Interesting, depressing... and unfortunately a necessary book to read right now as our modern liberal democracies begin their "Jacobin cycle": moving from creeping authoritarianism towards totalitarianism-lite, on their way eventually towards something far, far worse.
Read with:
Franz Kafka: The Trial
George Orwell: 1984
Notes:
* The Jacobin cycle is a useful lens to think about how countries in a perpetual state of "progressive revolution" simply eat themselves alive: one group of revolutionaries liquidates those who came before them as "approved" policies and ideas change... only for that next generation to be executed themselves by the generation to come. It's like an ouroboros eating itself in a perpetual cycle of self-annihilation.
* Note that today's cancel culture, the politics-based deplatforming, demonetizing and firings that happen here in the USA are simply Soviet-lite: it's the same type of mechanism at work. Who knows, we may be a bare thread from "progressing" to the real thing.
* The cynicism and nihilism in this book is almost unbearable: the main character knows so much about what it's like to be inside one of these socialist prisons that he can draw all kinds of conclusions from the person in the cell next to him just by how he taps code on the wall. "In all probability he was now sitting on his bunk, writing his hundredth protest to the authorities, who will never read it, or the hundredth letter to his wife, who will never receive it..."
* The psychological aspects of confinement, especially long-term solitary confinement: waking dreams, psychosis, etc.
* Interesting also to ponder the masturbatory version of history that socialist and communist true believers hold: that history is an irresistible river or a tide that sweeps everything in its way--and you just have to play your part in it without conscience, without agency even. It doesn't matter whether "your part" involves killing someone, torturing someone, sacrificing someone so that you get off lightly in a show-trial, etc., none of it matters in the context of this view of history. Even your own torture, your own death does not matter. You're just another egg to be cracked in the making of an omelette.
* On the idea of rule of law or fair play being a laughable joke in the totalitarian era: "We were the first to replace the nineteenth century's liberal ethics of "fair play" by the revolutionary ethics of the twentieth century. In that also we were right: a revolution conducted according to the rules of cricket is an absurdity."
* Doing the right thing (for example, defending your friend or lover from political attacks) is "petty bourgeois morality."

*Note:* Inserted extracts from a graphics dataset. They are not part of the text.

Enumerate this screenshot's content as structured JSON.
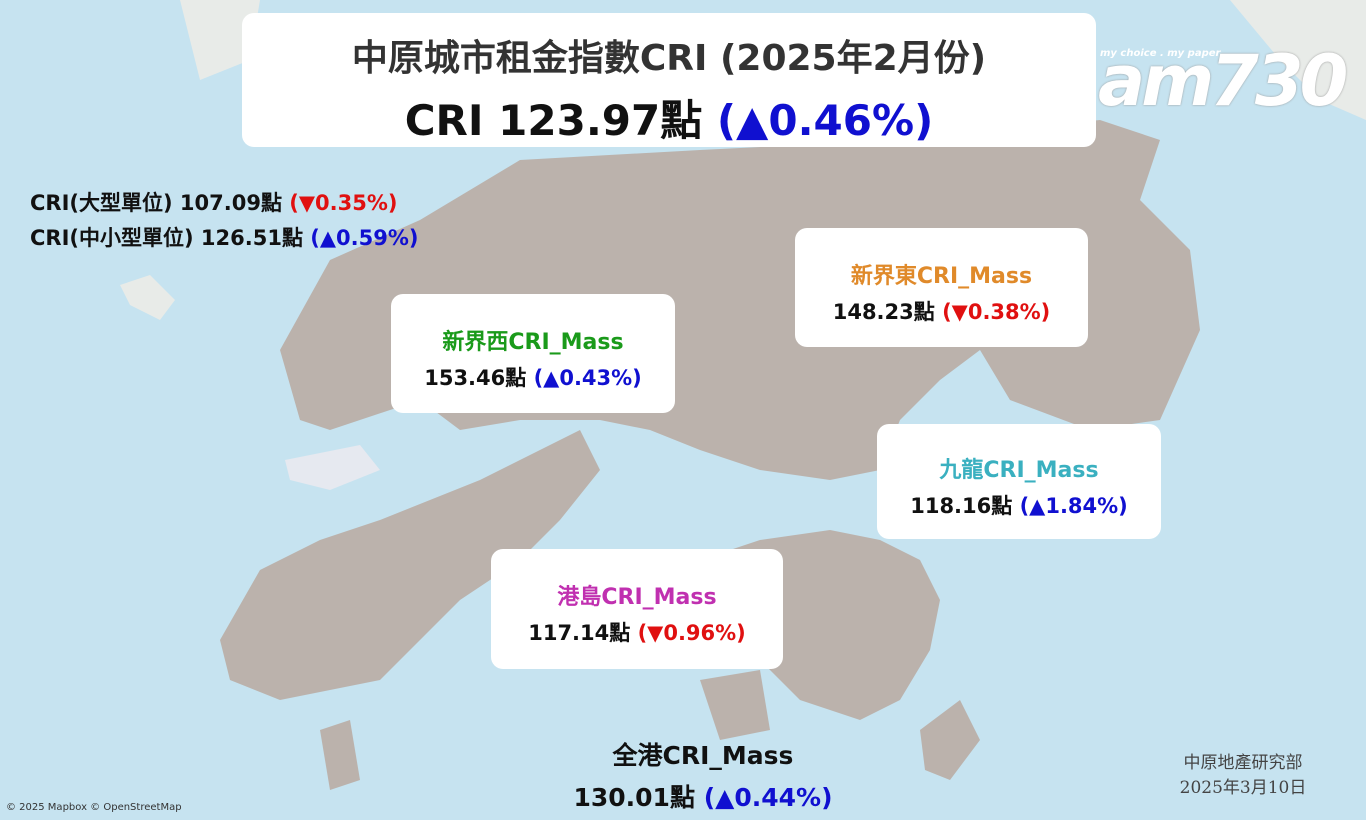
{
  "header": {
    "title": "中原城市租金指數CRI (2025年2月份)",
    "main": {
      "label": "CRI",
      "index": "123.97點",
      "change": "(▲0.46%)"
    }
  },
  "sub_indices": [
    {
      "label": "CRI(大型單位)",
      "index": "107.09點",
      "change": "(▼0.35%)"
    },
    {
      "label": "CRI(中小型單位)",
      "index": "126.51點",
      "change": "(▲0.59%)"
    }
  ],
  "regions": [
    {
      "name": "新界西CRI_Mass",
      "index": "153.46點",
      "change": "(▲0.43%)"
    },
    {
      "name": "新界東CRI_Mass",
      "index": "148.23點",
      "change": "(▼0.38%)"
    },
    {
      "name": "九龍CRI_Mass",
      "index": "118.16點",
      "change": "(▲1.84%)"
    },
    {
      "name": "港島CRI_Mass",
      "index": "117.14點",
      "change": "(▼0.96%)"
    }
  ],
  "overall": {
    "name": "全港CRI_Mass",
    "index": "130.01點",
    "change": "(▲0.44%)"
  },
  "footer": {
    "source": "中原地產研究部",
    "date": "2025年3月10日",
    "attribution": "© 2025 Mapbox © OpenStreetMap"
  },
  "logo": {
    "tagline": "my choice . my paper",
    "name": "am730"
  }
}
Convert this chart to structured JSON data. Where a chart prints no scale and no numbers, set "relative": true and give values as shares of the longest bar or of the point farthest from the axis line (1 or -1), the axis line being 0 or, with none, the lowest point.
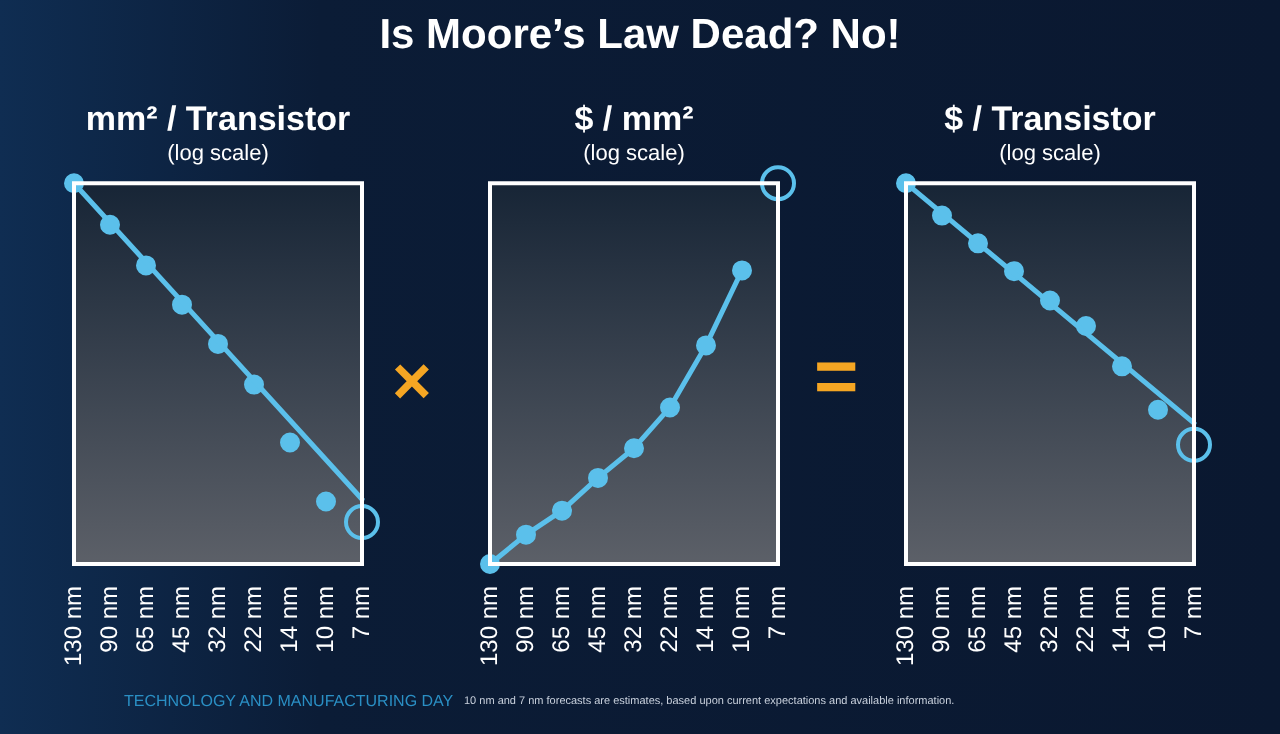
{
  "chart_data": [
    {
      "type": "scatter",
      "title": "mm² / Transistor",
      "subtitle": "(log scale)",
      "categories": [
        "130 nm",
        "90 nm",
        "65 nm",
        "45 nm",
        "32 nm",
        "22 nm",
        "14 nm",
        "10 nm",
        "7 nm"
      ],
      "relative": true,
      "marker": "circle",
      "series": [
        {
          "type": "line",
          "x": [
            "130 nm",
            "7 nm"
          ],
          "values": [
            1,
            0.17
          ],
          "color": "#5bc0eb",
          "marker": "none"
        },
        {
          "type": "scatter",
          "values": [
            1,
            0.891,
            0.784,
            0.681,
            0.578,
            0.471,
            0.319,
            0.164,
            null
          ],
          "color": "#5bc0eb"
        },
        {
          "type": "scatter",
          "x": [
            "7 nm"
          ],
          "values": [
            0.11
          ],
          "color": "#5bc0eb"
        }
      ]
    },
    {
      "type": "line",
      "title": "$ / mm²",
      "subtitle": "(log scale)",
      "categories": [
        "130 nm",
        "90 nm",
        "65 nm",
        "45 nm",
        "32 nm",
        "22 nm",
        "14 nm",
        "10 nm",
        "7 nm"
      ],
      "relative": true,
      "marker": "circle",
      "series": [
        {
          "type": "line",
          "values": [
            0,
            0.077,
            0.14,
            0.226,
            0.304,
            0.411,
            0.574,
            0.771,
            null
          ],
          "color": "#5bc0eb"
        },
        {
          "type": "scatter",
          "x": [
            "7 nm"
          ],
          "values": [
            1
          ],
          "color": "#5bc0eb"
        }
      ]
    },
    {
      "type": "scatter",
      "title": "$ / Transistor",
      "subtitle": "(log scale)",
      "categories": [
        "130 nm",
        "90 nm",
        "65 nm",
        "45 nm",
        "32 nm",
        "22 nm",
        "14 nm",
        "10 nm",
        "7 nm"
      ],
      "relative": true,
      "marker": "circle",
      "series": [
        {
          "type": "line",
          "x": [
            "130 nm",
            "7 nm"
          ],
          "values": [
            1,
            0.37
          ],
          "color": "#5bc0eb",
          "marker": "none"
        },
        {
          "type": "scatter",
          "values": [
            1,
            0.915,
            0.842,
            0.769,
            0.692,
            0.625,
            0.519,
            0.405,
            null
          ],
          "color": "#5bc0eb"
        },
        {
          "type": "scatter",
          "x": [
            "7 nm"
          ],
          "values": [
            0.313
          ],
          "color": "#5bc0eb"
        }
      ]
    },
    {
      "type": "other",
      "title": "Is Moore’s Law Dead? No!",
      "annotations": [
        "×",
        "=",
        "TECHNOLOGY AND MANUFACTURING DAY",
        "10 nm and 7 nm forecasts are estimates, based upon current expectations and available information."
      ]
    }
  ]
}
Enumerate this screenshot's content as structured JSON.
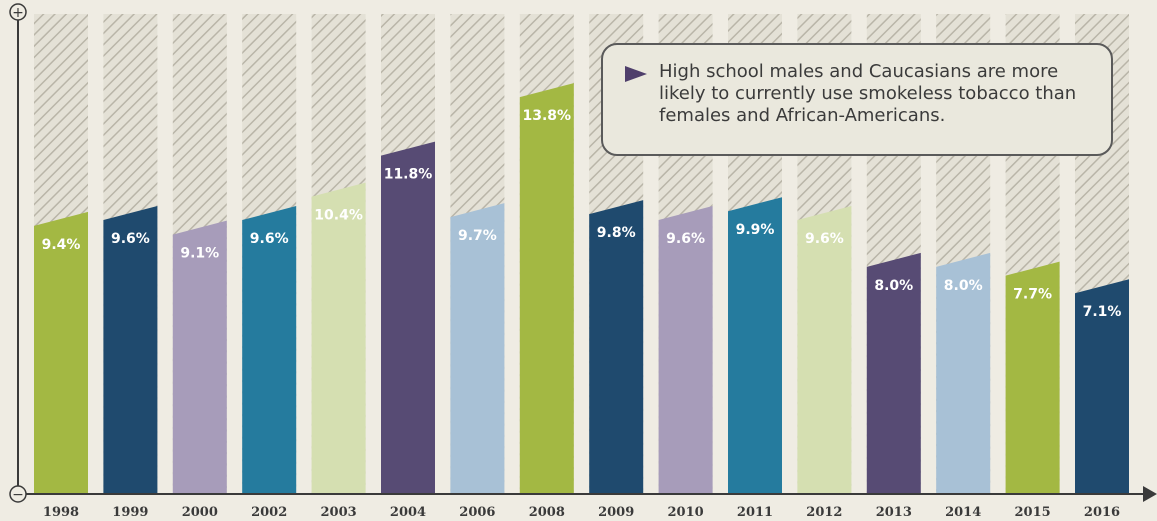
{
  "chart_data": {
    "type": "bar",
    "categories": [
      "1998",
      "1999",
      "2000",
      "2002",
      "2003",
      "2004",
      "2006",
      "2008",
      "2009",
      "2010",
      "2011",
      "2012",
      "2013",
      "2014",
      "2015",
      "2016"
    ],
    "values": [
      9.4,
      9.6,
      9.1,
      9.6,
      10.4,
      11.8,
      9.7,
      13.8,
      9.8,
      9.6,
      9.9,
      9.6,
      8.0,
      8.0,
      7.7,
      7.1
    ],
    "value_labels": [
      "9.4%",
      "9.6%",
      "9.1%",
      "9.6%",
      "10.4%",
      "11.8%",
      "9.7%",
      "13.8%",
      "9.8%",
      "9.6%",
      "9.9%",
      "9.6%",
      "8.0%",
      "8.0%",
      "7.7%",
      "7.1%"
    ],
    "colors": [
      "#a3b843",
      "#1f4a6e",
      "#a79cba",
      "#257b9e",
      "#d5dfb1",
      "#574b74",
      "#a8c1d6",
      "#a3b843",
      "#1f4a6e",
      "#a79cba",
      "#257b9e",
      "#d5dfb1",
      "#574b74",
      "#a8c1d6",
      "#a3b843",
      "#1f4a6e"
    ],
    "label_colors": [
      "#ffffff",
      "#ffffff",
      "#ffffff",
      "#ffffff",
      "#ffffff",
      "#ffffff",
      "#ffffff",
      "#ffffff",
      "#ffffff",
      "#ffffff",
      "#ffffff",
      "#ffffff",
      "#ffffff",
      "#ffffff",
      "#ffffff",
      "#ffffff"
    ],
    "ylim": [
      0,
      16.4
    ],
    "axis_top_symbol": "+",
    "axis_bottom_symbol": "−"
  },
  "callout": {
    "text": "High school males and Caucasians are more likely to currently use smokeless tobacco than females and African-Americans."
  }
}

* There's an interesting meta-ethical discussion that happens between the main character Rubakov and his acquaintance and jailer Ivanov over the course of the book: on the ethics of having ethics in an environment where history rolls towards its inescapable conclusion; on the ethics of renouncing violence after living a life of violence and participating in the liquidation of one's own political enemies; the temptation to make peace with oneself when there can be no such thing in this type of regime, etc.
* The author writes a diary articulating his philosophy of the "social maturity" of the masses: it is rhetoric with no moral, logical or ethical core; it's a long winded midwit justification for state-sponsored murder and totalitarianism, nothing more; but the result is it helps the main character himself to die in silence and abase himself at the foot of the machine that he helped put into place..
* Another interesting ethical debate (articulated via tapping on the wall in code between the main character and the inmate in the next cell) whether "honor is to live and die for one's belief" or "honor is to be useful without vanity" (in other words to die for the regime regardless of how arbitrary the reasons).
* On how everyone else who read about or witnessed the various show-trials during this era were confidently certain of the guilt of the accused: "So now you see," said Vera Wassiljovna, "he says himself that he is a traitor. If it weren't true, he wouldn't say so himself."
* A bonus: the reader gets familiarized with certain important figures in the French Revolution: for example Georges Danton and Louis Antoine de Saint-Just, both important players in the Jacobin and Robespierre terror and guillotining of political opponents as the French played ouroboros on their civilization in the mid 1790s.
* "They were all guilty, although not of those deeds of which they accused themselves."